Instead of finding and avoiding obstacles, this next project makes the ActivityBot follow a target. The same sensor system, using different code. The code checks for the desired distance, and if the object is further away than that, the ActivityBot moves forward. If the object is closer than the desired distance, the AcitivityBot moves backward. If the object’s distance is equal to the desired distance, the ActivityBot will maintain its position.
This example makes the ActivityBot try to keep a 32 cm distance between itself and an object in front of it. With no object detected, the robot will go forward until it finds one, then maintain that 32 cm distance. If you pull the object away from the ActivityBot, it will go forward again to catch up. Likewise, if you push the object toward it, it will back up to restore that 32 cm distance.
The program declares five variables: distance, setPoint, errorVal, kp, and speed.
The program starts off with the familiar comment block for the project title and frequency out block for the brownout indicator piezospeaker on P4.
After the required Robot ActivityBot initialize, two more blocks contribute to the robot's behavior. Robot set acceleration is set to 400 ticks/s2 which will help cushion sudden changes in speed. Robot drive max speed 96 makes sure that the Robot drive speed block caps its left and right inputs at +/-96, even if the attached speed variable exceeds 96 during runtime.
Two set variable blocks with number values attached come next: setPoint = 32 and kp = -10. These values do not change during runtime.
The rest of the code is inside a repeat forever block. This routine makes the ActivityBot maintain a distance between itself and the target object by repeating four steps very rapidly:
An automated system that maintains a desired physical output level is called a control system. In the case of our ActivityBot, maintained level is the distance between itself and the object in front of it. Many control systems use a feedback loop to maintain the level, and our ActivityBot is a prime example of this. The measured distance is fed back into the system and compared against the set point for calculating the next speed, and this happens over and over again in a process called a control loop.
Engineers use drawings like this block diagram to think through a control loop’s design and also to convey how it works to technicians and other engineers. If the set point (distance the ActivityBot tries to maintain) is 32 and the measured distance is 38, there is an error value. This error value is the set point – measured distance. That’s 32 – 38 = -6. This error is multiplied by a proportionality constant (kp) for an output that’s the speed to correct the error this time through the loop. That’s speed = kp x error value, or 60 = -10 x -6.

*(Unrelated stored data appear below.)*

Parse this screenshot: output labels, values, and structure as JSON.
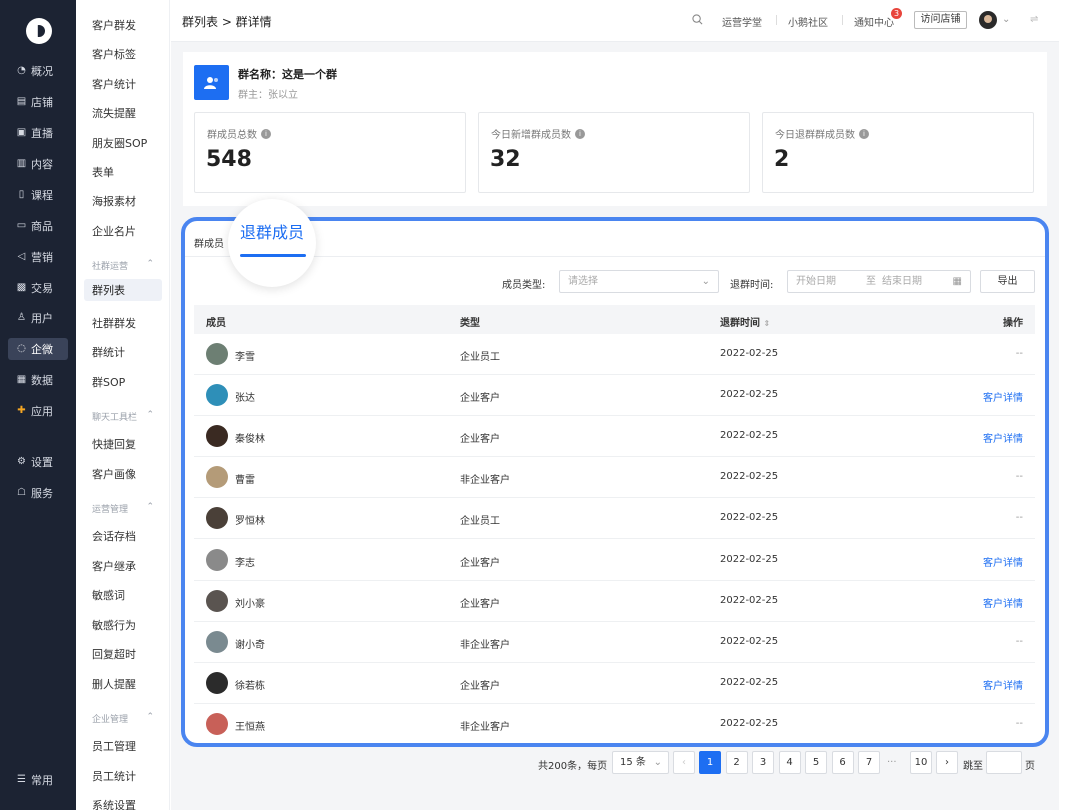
{
  "nav": {
    "items": [
      {
        "label": "概况",
        "icon": "clock-icon"
      },
      {
        "label": "店铺",
        "icon": "store-icon"
      },
      {
        "label": "直播",
        "icon": "live-icon"
      },
      {
        "label": "内容",
        "icon": "document-icon"
      },
      {
        "label": "课程",
        "icon": "book-icon"
      },
      {
        "label": "商品",
        "icon": "box-icon"
      },
      {
        "label": "营销",
        "icon": "megaphone-icon"
      },
      {
        "label": "交易",
        "icon": "trade-icon"
      },
      {
        "label": "用户",
        "icon": "user-icon"
      },
      {
        "label": "企微",
        "icon": "chat-icon",
        "active": true
      },
      {
        "label": "数据",
        "icon": "chart-icon"
      },
      {
        "label": "应用",
        "icon": "apps-icon"
      },
      {
        "label": "设置",
        "icon": "gear-icon"
      },
      {
        "label": "服务",
        "icon": "service-icon"
      }
    ],
    "bottom": {
      "label": "常用",
      "icon": "menu-icon"
    }
  },
  "submenu": {
    "top_items": [
      "客户群发",
      "客户标签",
      "客户统计",
      "流失提醒",
      "朋友圈SOP",
      "表单",
      "海报素材",
      "企业名片"
    ],
    "groups": [
      {
        "title": "社群运营",
        "items": [
          "群列表",
          "社群群发",
          "群统计",
          "群SOP"
        ]
      },
      {
        "title": "聊天工具栏",
        "items": [
          "快捷回复",
          "客户画像"
        ]
      },
      {
        "title": "运营管理",
        "items": [
          "会话存档",
          "客户继承",
          "敏感词",
          "敏感行为",
          "回复超时",
          "删人提醒"
        ]
      },
      {
        "title": "企业管理",
        "items": [
          "员工管理",
          "员工统计",
          "系统设置"
        ]
      }
    ],
    "active": "群列表"
  },
  "topbar": {
    "breadcrumb": "群列表 > 群详情",
    "links": [
      "运营学堂",
      "小鹅社区",
      "通知中心"
    ],
    "notification_count": "3",
    "visit_store": "访问店铺"
  },
  "group": {
    "name": "群名称：这是一个群",
    "owner": "群主：张以立"
  },
  "stats": [
    {
      "label": "群成员总数",
      "value": "548"
    },
    {
      "label": "今日新增群成员数",
      "value": "32"
    },
    {
      "label": "今日退群群成员数",
      "value": "2"
    }
  ],
  "members": {
    "tab_small": "群成员",
    "tab_active": "退群成员",
    "filter_type_label": "成员类型:",
    "filter_type_placeholder": "请选择",
    "filter_time_label": "退群时间:",
    "start_placeholder": "开始日期",
    "to": "至",
    "end_placeholder": "结束日期",
    "export": "导出",
    "columns": [
      "成员",
      "类型",
      "退群时间",
      "操作"
    ],
    "rows": [
      {
        "name": "李雪",
        "type": "企业员工",
        "date": "2022-02-25",
        "op": "--",
        "avatar_color": "#6d7f73"
      },
      {
        "name": "张达",
        "type": "企业客户",
        "date": "2022-02-25",
        "op": "客户详情",
        "avatar_color": "#2e8fb8"
      },
      {
        "name": "秦俊林",
        "type": "企业客户",
        "date": "2022-02-25",
        "op": "客户详情",
        "avatar_color": "#3a2a22"
      },
      {
        "name": "曹雷",
        "type": "非企业客户",
        "date": "2022-02-25",
        "op": "--",
        "avatar_color": "#b49b78"
      },
      {
        "name": "罗恒林",
        "type": "企业员工",
        "date": "2022-02-25",
        "op": "--",
        "avatar_color": "#4a4038"
      },
      {
        "name": "李志",
        "type": "企业客户",
        "date": "2022-02-25",
        "op": "客户详情",
        "avatar_color": "#8a8a8a"
      },
      {
        "name": "刘小豪",
        "type": "企业客户",
        "date": "2022-02-25",
        "op": "客户详情",
        "avatar_color": "#5a5450"
      },
      {
        "name": "谢小奇",
        "type": "非企业客户",
        "date": "2022-02-25",
        "op": "--",
        "avatar_color": "#7a8a90"
      },
      {
        "name": "徐若栋",
        "type": "企业客户",
        "date": "2022-02-25",
        "op": "客户详情",
        "avatar_color": "#2b2b2b"
      },
      {
        "name": "王恒燕",
        "type": "非企业客户",
        "date": "2022-02-25",
        "op": "--",
        "avatar_color": "#c86058"
      }
    ]
  },
  "pagination": {
    "total_text": "共200条，每页",
    "page_size": "15 条",
    "pages": [
      "1",
      "2",
      "3",
      "4",
      "5",
      "6",
      "7"
    ],
    "ellipsis": "···",
    "last_page": "10",
    "jump_label": "跳至",
    "page_unit": "页",
    "current": "1"
  },
  "colors": {
    "accent": "#1d6ef2",
    "nav_bg": "#1c2333",
    "highlight_border": "#4a85f0"
  }
}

The circle is called a summing junction (for addition or subtraction), and the rectangular blocks designate operations that can vary. In this example, the top one is a proportional control block that multiplies error by a proportionality constant. The System block represents things we do not necessarily have control over, like if you move the object toward or away from the ActivityBot. Other common control blocks that were not used in this example are Integral, which allows corrections to build up over loop repetitions, and Derivative, which responds to sudden system changes.
It’s instructive to watch the relationship between errorVal and speed as the value of distance changes. We can use the Terminal to do this.
This modified project is for looking at data, not for navigation! Go back to Push Ping, or comment out the Terminal and pause blocks, if you want to return to the navigation activity.
There are lots of values to experiment with here. For example, if you change the setPoint variable from 32 to 20, the ActivityBot will try to maintain a distance of 20 cm between itself and an object in front of it. The value of kp can be increased to make it go faster to correct with smaller error distances, or slower to correct over larger error distances.
If you decrease the Robot set acceleration value, it will cushion the changes but could cause it to respond so slowly that it runs into the object. If you increase it, it will respond more abruptly. Too large, and it could change direction so fast that it could eject the Ping))) sensor from the breadboard.
Would increasing the Robot drive max speed help the ActivityBot keep up with a retreating object? Could decreasing Robot drive max speed too much hamper its response?